Nun joke cab driver




















Share: Facebook Email Tweet. Latest Jokes. Best Jokes. Past Winners. Sign Up. Sign Up Signup with Facebook. Email Address. But I needed to keep going. You see with mice, you need to see their guts to know their dead. Some of his demigods had come to listen to the story. Guts and all were splattered for all to see.

The kids had lost their mind at this point. Tears everywhere. A crowd had gathered as well, all screaming at the sight. It was at this point though, that the exertion caught up with me. I felt my heart give way. I must have suffered a heart attack.

The Devil pulled up a phone from thin air and dialed a number. His story checks out. Must have been a mix up. He gave the old man a silent celebratory thumbs up as the voice continued.

The Priest, the Rabbi and the Monk. A priest, a rabbi and a Buddhist monk get arrested for illegal gambling. They get in front of the judge. He starts questioning the priest first, "Did you play poker yesterday? Did YOU play poker yesterday? He smiles at the judge and asks "How could I possibly play poker all by myself? A Desperate Prayer. A grandfather takes his grandchildren to the beach.

Panicked, the grandfather prays to God. Please let him live, in your mercy. I'll do anything and worship you forever! He scoops him up in a huge hug, crying with relief. The Retiring Rabbi. A rabbi is planning on retiring from his main occupation, which is giving circumcisions.

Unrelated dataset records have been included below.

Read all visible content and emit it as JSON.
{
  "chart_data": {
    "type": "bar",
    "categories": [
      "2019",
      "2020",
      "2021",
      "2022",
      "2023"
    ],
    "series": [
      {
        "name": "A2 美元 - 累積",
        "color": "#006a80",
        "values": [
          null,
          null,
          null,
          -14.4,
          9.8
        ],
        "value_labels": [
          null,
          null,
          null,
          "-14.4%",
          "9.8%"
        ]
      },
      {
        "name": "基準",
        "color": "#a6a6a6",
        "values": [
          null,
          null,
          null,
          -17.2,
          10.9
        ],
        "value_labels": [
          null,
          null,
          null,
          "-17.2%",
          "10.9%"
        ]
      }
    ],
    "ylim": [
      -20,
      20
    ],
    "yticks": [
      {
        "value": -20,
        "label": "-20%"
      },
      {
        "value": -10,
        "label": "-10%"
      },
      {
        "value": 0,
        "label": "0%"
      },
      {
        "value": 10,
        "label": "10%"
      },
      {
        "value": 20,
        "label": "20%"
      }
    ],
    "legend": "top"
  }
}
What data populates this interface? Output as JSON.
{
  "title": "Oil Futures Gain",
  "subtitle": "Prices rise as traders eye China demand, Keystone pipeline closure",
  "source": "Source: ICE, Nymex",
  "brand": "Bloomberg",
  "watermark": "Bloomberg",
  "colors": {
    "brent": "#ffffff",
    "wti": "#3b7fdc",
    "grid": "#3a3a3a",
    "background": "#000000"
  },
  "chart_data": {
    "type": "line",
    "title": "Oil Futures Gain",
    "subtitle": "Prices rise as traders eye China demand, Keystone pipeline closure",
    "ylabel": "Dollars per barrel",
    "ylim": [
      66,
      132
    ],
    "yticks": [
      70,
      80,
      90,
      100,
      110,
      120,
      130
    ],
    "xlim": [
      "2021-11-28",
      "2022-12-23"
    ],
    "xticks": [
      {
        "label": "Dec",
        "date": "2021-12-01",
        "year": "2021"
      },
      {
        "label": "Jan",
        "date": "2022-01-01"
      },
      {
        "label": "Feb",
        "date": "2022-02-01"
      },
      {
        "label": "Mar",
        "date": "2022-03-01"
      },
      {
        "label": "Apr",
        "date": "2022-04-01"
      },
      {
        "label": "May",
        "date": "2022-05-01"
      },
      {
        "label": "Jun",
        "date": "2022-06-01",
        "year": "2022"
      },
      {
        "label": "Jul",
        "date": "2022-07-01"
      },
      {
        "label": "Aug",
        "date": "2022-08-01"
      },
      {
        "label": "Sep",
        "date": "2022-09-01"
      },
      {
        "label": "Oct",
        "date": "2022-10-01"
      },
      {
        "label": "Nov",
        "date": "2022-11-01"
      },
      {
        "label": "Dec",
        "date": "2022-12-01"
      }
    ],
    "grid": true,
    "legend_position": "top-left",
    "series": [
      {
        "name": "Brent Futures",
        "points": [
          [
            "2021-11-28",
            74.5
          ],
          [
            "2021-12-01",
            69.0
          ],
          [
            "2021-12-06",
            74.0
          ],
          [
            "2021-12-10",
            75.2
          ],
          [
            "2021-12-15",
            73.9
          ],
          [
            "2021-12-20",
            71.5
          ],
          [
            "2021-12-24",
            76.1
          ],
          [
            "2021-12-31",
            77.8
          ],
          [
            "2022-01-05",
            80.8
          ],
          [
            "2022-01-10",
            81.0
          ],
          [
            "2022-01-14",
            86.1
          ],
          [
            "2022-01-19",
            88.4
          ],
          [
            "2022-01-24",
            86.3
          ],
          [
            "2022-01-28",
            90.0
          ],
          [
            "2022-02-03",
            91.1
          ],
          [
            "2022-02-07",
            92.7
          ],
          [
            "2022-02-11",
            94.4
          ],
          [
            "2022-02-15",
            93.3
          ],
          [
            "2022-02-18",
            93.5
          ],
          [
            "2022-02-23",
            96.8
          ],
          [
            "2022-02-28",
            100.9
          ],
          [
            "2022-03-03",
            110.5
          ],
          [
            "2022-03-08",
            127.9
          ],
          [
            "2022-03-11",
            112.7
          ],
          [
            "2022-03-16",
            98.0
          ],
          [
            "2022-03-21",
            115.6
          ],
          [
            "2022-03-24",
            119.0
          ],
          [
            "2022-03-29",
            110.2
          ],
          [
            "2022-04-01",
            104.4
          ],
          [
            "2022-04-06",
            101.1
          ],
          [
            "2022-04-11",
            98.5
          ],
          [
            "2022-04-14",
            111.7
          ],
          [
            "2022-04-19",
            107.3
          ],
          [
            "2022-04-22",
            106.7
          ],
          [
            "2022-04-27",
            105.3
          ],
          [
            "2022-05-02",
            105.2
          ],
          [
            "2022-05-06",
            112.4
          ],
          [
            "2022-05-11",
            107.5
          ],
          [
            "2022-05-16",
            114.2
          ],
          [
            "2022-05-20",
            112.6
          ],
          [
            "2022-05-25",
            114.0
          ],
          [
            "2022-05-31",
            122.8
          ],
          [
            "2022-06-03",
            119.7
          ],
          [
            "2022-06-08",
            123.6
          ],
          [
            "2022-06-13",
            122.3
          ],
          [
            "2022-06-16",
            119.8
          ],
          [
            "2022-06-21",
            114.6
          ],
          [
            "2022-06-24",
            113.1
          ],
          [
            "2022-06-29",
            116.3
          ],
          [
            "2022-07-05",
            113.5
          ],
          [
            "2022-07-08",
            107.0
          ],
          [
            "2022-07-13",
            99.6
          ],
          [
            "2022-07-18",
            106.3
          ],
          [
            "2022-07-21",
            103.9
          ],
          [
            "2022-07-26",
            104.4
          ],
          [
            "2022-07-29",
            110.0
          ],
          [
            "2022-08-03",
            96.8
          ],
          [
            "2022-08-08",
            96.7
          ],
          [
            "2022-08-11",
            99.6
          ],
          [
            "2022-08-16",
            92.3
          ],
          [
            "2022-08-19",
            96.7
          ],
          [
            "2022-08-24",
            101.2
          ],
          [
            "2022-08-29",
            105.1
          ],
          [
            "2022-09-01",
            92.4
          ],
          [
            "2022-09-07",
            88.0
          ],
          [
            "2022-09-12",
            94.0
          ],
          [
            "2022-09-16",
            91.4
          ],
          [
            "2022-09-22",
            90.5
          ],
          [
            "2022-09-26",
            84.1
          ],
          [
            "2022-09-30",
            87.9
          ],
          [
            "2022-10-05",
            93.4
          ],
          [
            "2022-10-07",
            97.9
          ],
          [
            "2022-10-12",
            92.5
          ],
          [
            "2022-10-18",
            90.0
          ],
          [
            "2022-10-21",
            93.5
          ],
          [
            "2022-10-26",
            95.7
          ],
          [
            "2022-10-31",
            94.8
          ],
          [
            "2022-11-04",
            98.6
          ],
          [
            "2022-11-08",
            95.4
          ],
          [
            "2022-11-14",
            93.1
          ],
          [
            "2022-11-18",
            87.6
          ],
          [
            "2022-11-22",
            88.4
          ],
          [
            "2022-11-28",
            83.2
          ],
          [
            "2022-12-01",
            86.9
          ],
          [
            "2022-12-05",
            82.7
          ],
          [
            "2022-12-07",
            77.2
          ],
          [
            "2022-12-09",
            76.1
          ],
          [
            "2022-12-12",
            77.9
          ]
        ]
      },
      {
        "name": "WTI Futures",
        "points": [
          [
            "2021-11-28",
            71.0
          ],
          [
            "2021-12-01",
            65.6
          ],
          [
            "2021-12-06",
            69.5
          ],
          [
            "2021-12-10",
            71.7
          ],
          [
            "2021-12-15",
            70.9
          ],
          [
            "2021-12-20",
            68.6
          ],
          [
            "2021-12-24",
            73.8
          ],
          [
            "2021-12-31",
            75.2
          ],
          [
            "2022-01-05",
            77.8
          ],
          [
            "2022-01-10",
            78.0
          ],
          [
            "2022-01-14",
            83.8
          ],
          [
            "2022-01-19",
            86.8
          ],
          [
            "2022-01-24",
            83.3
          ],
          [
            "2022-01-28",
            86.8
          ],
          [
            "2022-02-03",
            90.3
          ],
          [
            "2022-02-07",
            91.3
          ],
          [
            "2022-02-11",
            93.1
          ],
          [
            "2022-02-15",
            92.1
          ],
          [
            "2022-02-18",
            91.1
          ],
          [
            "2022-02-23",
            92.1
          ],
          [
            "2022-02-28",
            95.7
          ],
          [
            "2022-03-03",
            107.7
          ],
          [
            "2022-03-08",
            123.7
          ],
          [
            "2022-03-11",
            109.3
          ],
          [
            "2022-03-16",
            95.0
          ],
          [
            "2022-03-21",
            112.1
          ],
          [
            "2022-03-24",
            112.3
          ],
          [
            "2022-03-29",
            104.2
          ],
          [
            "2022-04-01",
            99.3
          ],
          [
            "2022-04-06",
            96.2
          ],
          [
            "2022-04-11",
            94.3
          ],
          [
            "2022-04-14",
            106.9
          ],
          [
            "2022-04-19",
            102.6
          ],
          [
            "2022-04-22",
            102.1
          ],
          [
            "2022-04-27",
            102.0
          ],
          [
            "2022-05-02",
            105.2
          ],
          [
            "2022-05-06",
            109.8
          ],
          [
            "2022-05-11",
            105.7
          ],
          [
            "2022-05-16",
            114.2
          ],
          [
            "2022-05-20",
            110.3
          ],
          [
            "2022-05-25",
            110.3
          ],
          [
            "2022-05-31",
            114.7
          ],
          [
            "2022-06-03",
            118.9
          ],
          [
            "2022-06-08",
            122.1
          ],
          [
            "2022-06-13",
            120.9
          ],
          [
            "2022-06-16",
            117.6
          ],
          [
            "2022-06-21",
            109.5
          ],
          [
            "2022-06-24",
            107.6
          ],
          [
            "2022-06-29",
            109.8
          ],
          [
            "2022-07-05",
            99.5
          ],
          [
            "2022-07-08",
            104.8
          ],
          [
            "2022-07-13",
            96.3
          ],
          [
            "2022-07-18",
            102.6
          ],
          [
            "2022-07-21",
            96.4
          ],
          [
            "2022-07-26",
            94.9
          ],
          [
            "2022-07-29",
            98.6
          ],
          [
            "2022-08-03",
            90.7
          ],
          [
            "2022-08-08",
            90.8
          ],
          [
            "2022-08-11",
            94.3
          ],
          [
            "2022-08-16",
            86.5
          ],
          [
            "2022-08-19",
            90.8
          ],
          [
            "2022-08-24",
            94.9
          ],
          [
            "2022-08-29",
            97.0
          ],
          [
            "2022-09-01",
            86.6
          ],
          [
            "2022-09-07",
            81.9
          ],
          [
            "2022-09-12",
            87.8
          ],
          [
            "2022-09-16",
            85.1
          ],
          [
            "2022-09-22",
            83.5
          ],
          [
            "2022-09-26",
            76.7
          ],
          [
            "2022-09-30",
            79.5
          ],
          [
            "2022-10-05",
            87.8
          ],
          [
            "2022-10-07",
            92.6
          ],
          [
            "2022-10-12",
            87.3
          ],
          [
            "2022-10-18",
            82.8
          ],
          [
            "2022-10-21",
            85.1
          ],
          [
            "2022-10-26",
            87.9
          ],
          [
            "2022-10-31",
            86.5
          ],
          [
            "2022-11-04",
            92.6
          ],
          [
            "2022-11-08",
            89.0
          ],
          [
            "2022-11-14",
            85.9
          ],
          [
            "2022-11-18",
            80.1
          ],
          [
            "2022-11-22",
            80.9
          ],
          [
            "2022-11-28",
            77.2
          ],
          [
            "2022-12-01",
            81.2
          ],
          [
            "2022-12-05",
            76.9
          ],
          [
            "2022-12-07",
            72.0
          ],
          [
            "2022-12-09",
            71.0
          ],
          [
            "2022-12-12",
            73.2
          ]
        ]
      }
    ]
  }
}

Over the years he's saved up all the foreskins from all the circumcisions he's taken part in. He looks at them and decides to take them to the local leatherworker to see if something can be made of them. The rabbi explains that he'd like to have a retirement gift made out of the foreskins and the leatherworker agrees and tells the rabbi to come back in a couple weeks.

A couple weeks later the rabbi comes back and the leatherworker hands him a wallet. The leatherworker replies, "Don't fret, if you rub it a bit it becomes a suitcase. How to Meet the Pope. A catholic man's lifelong dream was to meet the pope. For years and years, he scrimped, scrounged, and planned his lavish trip to Italy.

Wanting to look his best for the pontiff, he had a custom-fitted suit tailored to his exact measurements and bought the finest Italian leather boots money could buy. The next morning he awoke before the dawn to make his way to Vatican City to meet the pope on his morning walk through his crowd of devout followers. He pushed his way to the front of the crowd, wanting to get as close to the Holy Father as possible.

The grand doors opened and the pope emerged, greeting his followers, shaking hands, and offering blessings. The man caught the pope's eye, and the pope smiled and started walking towards him. Email this joke.

Join the mailing list. More Jokes You are here: Spoof News Jokes the taxi driver and the nun. I'm sure that there's nothing you could say or ask that I would find offensive. But first, you have to be single and you must be Catholic. But when they get back on the road, the cab driver starts crying.

I lied. I must confess, I'm married and I'm Jewish. Currently 6. Joke of the day - A cab driver picks up a nun Funny joke of the day is carefully selected joke.